L’esprit de l’enseignement de la philosophie au Studium
Zoom sur l'enseignement de la philosophie au Studium avec M. Jean-Luc Villiers-Moriamé, diacre permanent et professeur de philosophie au Studium.
Quel est le profil des étudiants actuels au Studium ?
Le profil des étudiants est divers par leurs origines géographiques et culturelles à l’image de l’Eglise universelle. Si la majorité d’entre eux ont fait des études supérieures, peu ont poursuivi des études littéraires ou philosophiques. Il y a bien sûr la présence des séminaristes mais aussi de religieux ou religieuses, d’étudiants extraordinaires ou d’auditeurs libres. Nous devons dès lors nous adapter particulièrement à la différence linguistique. C’est un vrai défi pédagogique pour nous, et pour les étudiants : apprendre à penser la philosophie avec le français est une épreuve qu’ils surmontent dans le temps avec beaucoup de courage. Il est nécessaire de les aider à dialoguer à partir de deux univers culturels et c’est une très grande richesse pour eux et pour nous. Nous profitons aussi des séminaires de rentrée des professeurs et de rencontres dans l’année pour échanger sur nos pratiques pédagogiques.

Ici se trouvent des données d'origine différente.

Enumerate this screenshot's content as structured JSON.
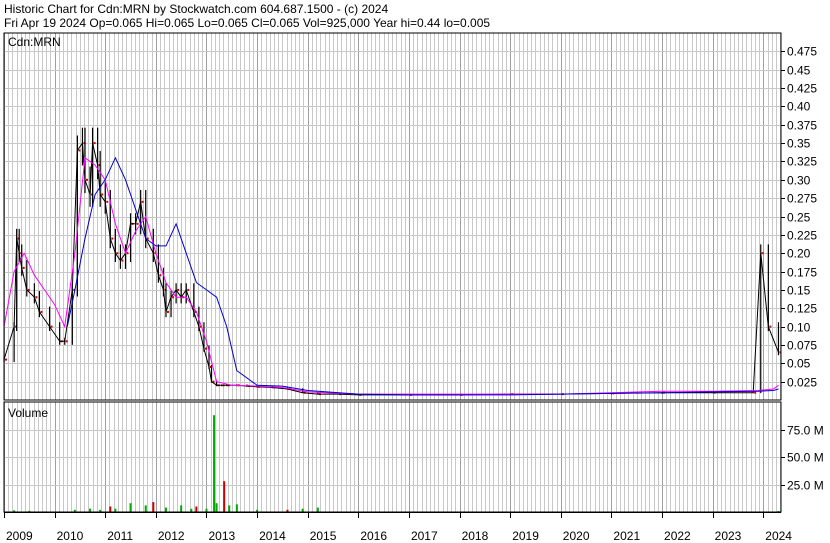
{
  "header": {
    "line1": "Historic Chart for Cdn:MRN by Stockwatch.com 604.687.1500 - (c) 2024",
    "line2": "Fri Apr 19 2024   Op=0.065  Hi=0.065  Lo=0.065  Cl=0.065  Vol=925,000  Year hi=0.44  lo=0.005"
  },
  "colors": {
    "grid": "#c8c8c8",
    "price_bar": "#000000",
    "up_tick": "#cc0000",
    "ma_short": "#ff00ff",
    "ma_long": "#0000cc",
    "volume_bar": "#00aa00",
    "volume_down_bar": "#cc0000"
  },
  "chart_data": [
    {
      "type": "line",
      "title": "Cdn:MRN",
      "ylim": [
        0,
        0.5
      ],
      "yticks": [
        0.025,
        0.05,
        0.075,
        0.1,
        0.125,
        0.15,
        0.175,
        0.2,
        0.225,
        0.25,
        0.275,
        0.3,
        0.325,
        0.35,
        0.375,
        0.4,
        0.425,
        0.45,
        0.475
      ],
      "ytick_labels": [
        "0.025",
        "0.05",
        "0.075",
        "0.10",
        "0.125",
        "0.15",
        "0.175",
        "0.20",
        "0.225",
        "0.25",
        "0.275",
        "0.30",
        "0.325",
        "0.35",
        "0.375",
        "0.40",
        "0.425",
        "0.45",
        "0.475"
      ],
      "xlim": [
        2009.0,
        2024.35
      ],
      "x_years": [
        2009,
        2010,
        2011,
        2012,
        2013,
        2014,
        2015,
        2016,
        2017,
        2018,
        2019,
        2020,
        2021,
        2022,
        2023,
        2024
      ],
      "grid": true,
      "series": [
        {
          "kind": "price",
          "x": [
            2009.0,
            2009.2,
            2009.25,
            2009.3,
            2009.35,
            2009.45,
            2009.6,
            2009.7,
            2009.9,
            2010.1,
            2010.2,
            2010.35,
            2010.45,
            2010.55,
            2010.6,
            2010.7,
            2010.75,
            2010.85,
            2010.9,
            2011.0,
            2011.1,
            2011.2,
            2011.3,
            2011.4,
            2011.5,
            2011.6,
            2011.7,
            2011.8,
            2011.95,
            2012.05,
            2012.15,
            2012.2,
            2012.3,
            2012.4,
            2012.5,
            2012.6,
            2012.75,
            2012.85,
            2012.95,
            2013.05,
            2013.1,
            2013.2,
            2013.3,
            2013.4,
            2013.6,
            2013.8,
            2014.0,
            2014.3,
            2014.6,
            2014.9,
            2015.2,
            2015.6,
            2016.0,
            2017.0,
            2018.0,
            2019.0,
            2020.0,
            2021.0,
            2022.0,
            2023.0,
            2023.8,
            2023.95,
            2024.1,
            2024.3
          ],
          "values": [
            0.055,
            0.1,
            0.22,
            0.2,
            0.18,
            0.15,
            0.14,
            0.12,
            0.1,
            0.08,
            0.08,
            0.15,
            0.34,
            0.35,
            0.3,
            0.28,
            0.35,
            0.32,
            0.28,
            0.27,
            0.22,
            0.2,
            0.19,
            0.2,
            0.24,
            0.24,
            0.27,
            0.22,
            0.2,
            0.17,
            0.15,
            0.12,
            0.14,
            0.15,
            0.14,
            0.15,
            0.12,
            0.1,
            0.07,
            0.045,
            0.025,
            0.02,
            0.02,
            0.02,
            0.02,
            0.019,
            0.018,
            0.017,
            0.015,
            0.01,
            0.008,
            0.008,
            0.007,
            0.007,
            0.007,
            0.008,
            0.008,
            0.009,
            0.01,
            0.01,
            0.01,
            0.2,
            0.1,
            0.065
          ]
        },
        {
          "kind": "ma_short",
          "x": [
            2009.0,
            2009.2,
            2009.4,
            2009.6,
            2009.8,
            2010.0,
            2010.2,
            2010.4,
            2010.6,
            2010.8,
            2011.0,
            2011.2,
            2011.4,
            2011.6,
            2011.8,
            2012.0,
            2012.2,
            2012.4,
            2012.6,
            2012.8,
            2013.0,
            2013.2,
            2013.5,
            2014.0,
            2014.5,
            2015.0,
            2016.0,
            2017.0,
            2018.0,
            2019.0,
            2020.0,
            2021.0,
            2022.0,
            2023.0,
            2023.9,
            2024.2,
            2024.3
          ],
          "values": [
            0.1,
            0.175,
            0.2,
            0.17,
            0.15,
            0.13,
            0.1,
            0.2,
            0.33,
            0.32,
            0.3,
            0.24,
            0.2,
            0.23,
            0.25,
            0.2,
            0.16,
            0.14,
            0.14,
            0.12,
            0.08,
            0.025,
            0.02,
            0.019,
            0.017,
            0.011,
            0.008,
            0.008,
            0.008,
            0.008,
            0.008,
            0.01,
            0.012,
            0.012,
            0.013,
            0.015,
            0.02
          ]
        },
        {
          "kind": "ma_long",
          "x": [
            2010.25,
            2010.4,
            2010.6,
            2010.8,
            2011.0,
            2011.2,
            2011.4,
            2011.6,
            2011.8,
            2012.0,
            2012.2,
            2012.4,
            2012.6,
            2012.8,
            2013.0,
            2013.2,
            2013.4,
            2013.6,
            2014.0,
            2014.5,
            2015.0,
            2016.0,
            2017.0,
            2018.0,
            2019.0,
            2020.0,
            2021.0,
            2022.0,
            2023.0,
            2023.9,
            2024.2,
            2024.3
          ],
          "values": [
            0.1,
            0.15,
            0.22,
            0.28,
            0.3,
            0.33,
            0.3,
            0.26,
            0.22,
            0.21,
            0.21,
            0.24,
            0.2,
            0.16,
            0.15,
            0.14,
            0.1,
            0.04,
            0.02,
            0.019,
            0.013,
            0.008,
            0.007,
            0.007,
            0.007,
            0.008,
            0.009,
            0.01,
            0.011,
            0.012,
            0.013,
            0.015
          ]
        }
      ]
    },
    {
      "type": "bar",
      "title": "Volume",
      "ylim": [
        0,
        100
      ],
      "yticks": [
        25,
        50,
        75
      ],
      "ytick_labels": [
        "25.0 M",
        "50.0 M",
        "75.0 M"
      ],
      "x_years": [
        2009,
        2010,
        2011,
        2012,
        2013,
        2014,
        2015,
        2016,
        2017,
        2018,
        2019,
        2020,
        2021,
        2022,
        2023,
        2024
      ],
      "x": [
        2009.2,
        2009.5,
        2009.8,
        2010.1,
        2010.4,
        2010.7,
        2010.9,
        2011.1,
        2011.2,
        2011.5,
        2011.8,
        2011.95,
        2012.2,
        2012.5,
        2012.7,
        2012.8,
        2013.0,
        2013.15,
        2013.2,
        2013.35,
        2013.45,
        2013.6,
        2014.0,
        2014.6,
        2014.9,
        2015.2,
        2024.3
      ],
      "values": [
        1.5,
        1,
        0.5,
        0.5,
        2,
        3,
        2,
        5,
        3,
        8,
        6,
        9,
        4,
        6,
        3,
        5,
        3,
        88,
        8,
        28,
        6,
        7,
        2,
        2,
        3,
        4,
        0.9
      ]
    }
  ]
}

Quelle pédagogie adoptez-vous pour l’enseignement de la philosophie ?
Faire de la philosophie au Studium, pour un séminariste qui se prépare au sacerdoce, est un chemin progressif mais nécessaire aux futures études théologiques. Un chemin car la philosophie est pour beaucoup d’entre eux lointaine voire inexistante. Il s’agit de se mettre en marche pour peu à peu affronter la montagne philosophique aux chemins complexes, parfois escarpés et dont la hauteur peut donner le vertige par son niveau d’abstraction. Dans ce chemin nous les accompagnons devant eux, mais aussi à côté d’eux voire parfois derrière eux afin de les laisser découvrir par eux-mêmes ces chemins. Tenter de les rejoindre sur leur chemin, où la culture est éloignée de ce que nous vivons : c’est vrai pour les Français (différence de génération) et les non Français (différences de langue, d’histoire et de manière de réfléchir). Il faut ainsi les rejoindre là ils sont. La montagne est lointaine et ils commencent depuis la plaine. Imaginez-bien aussi que pour une ascension, il faut tout un équipement qu’il leur faudra acquérir : l’étonnement, la contemplation et la rigueur logique des raisonnements.

Concrètement, de quels moyens disposez-vous pour cet accompagnement ?
La pédagogie en philosophie suppose des exercices, des devoirs, mais aussi, et en premier lieu, des échanges, des entretiens qui répondent à leurs interrogations, leurs doutes voire la crainte de s’éloigner de la foi. Cours magistraux, dialogués, pédagogie inversées, tutorat, rencontres, discussions libres, représentent les figures diversifiées, pour nous, de l’enseignement de la philosophie. Dans l’ensemble, la philosophie au Studium est d’abord une question de relation : le Christ est le modèle du pédagogue y compris pour nous philosophes. Tout est une question de qualité de la relation et donc d’amour de ce que l’on transmet et à qui l’on transmet sans quoi il n’y a pas de véritable pédagogie quelle que soit la science.
Pour vous la philosophie est d’abord une question de relation. Quelle est votre expérience à ce sujet ?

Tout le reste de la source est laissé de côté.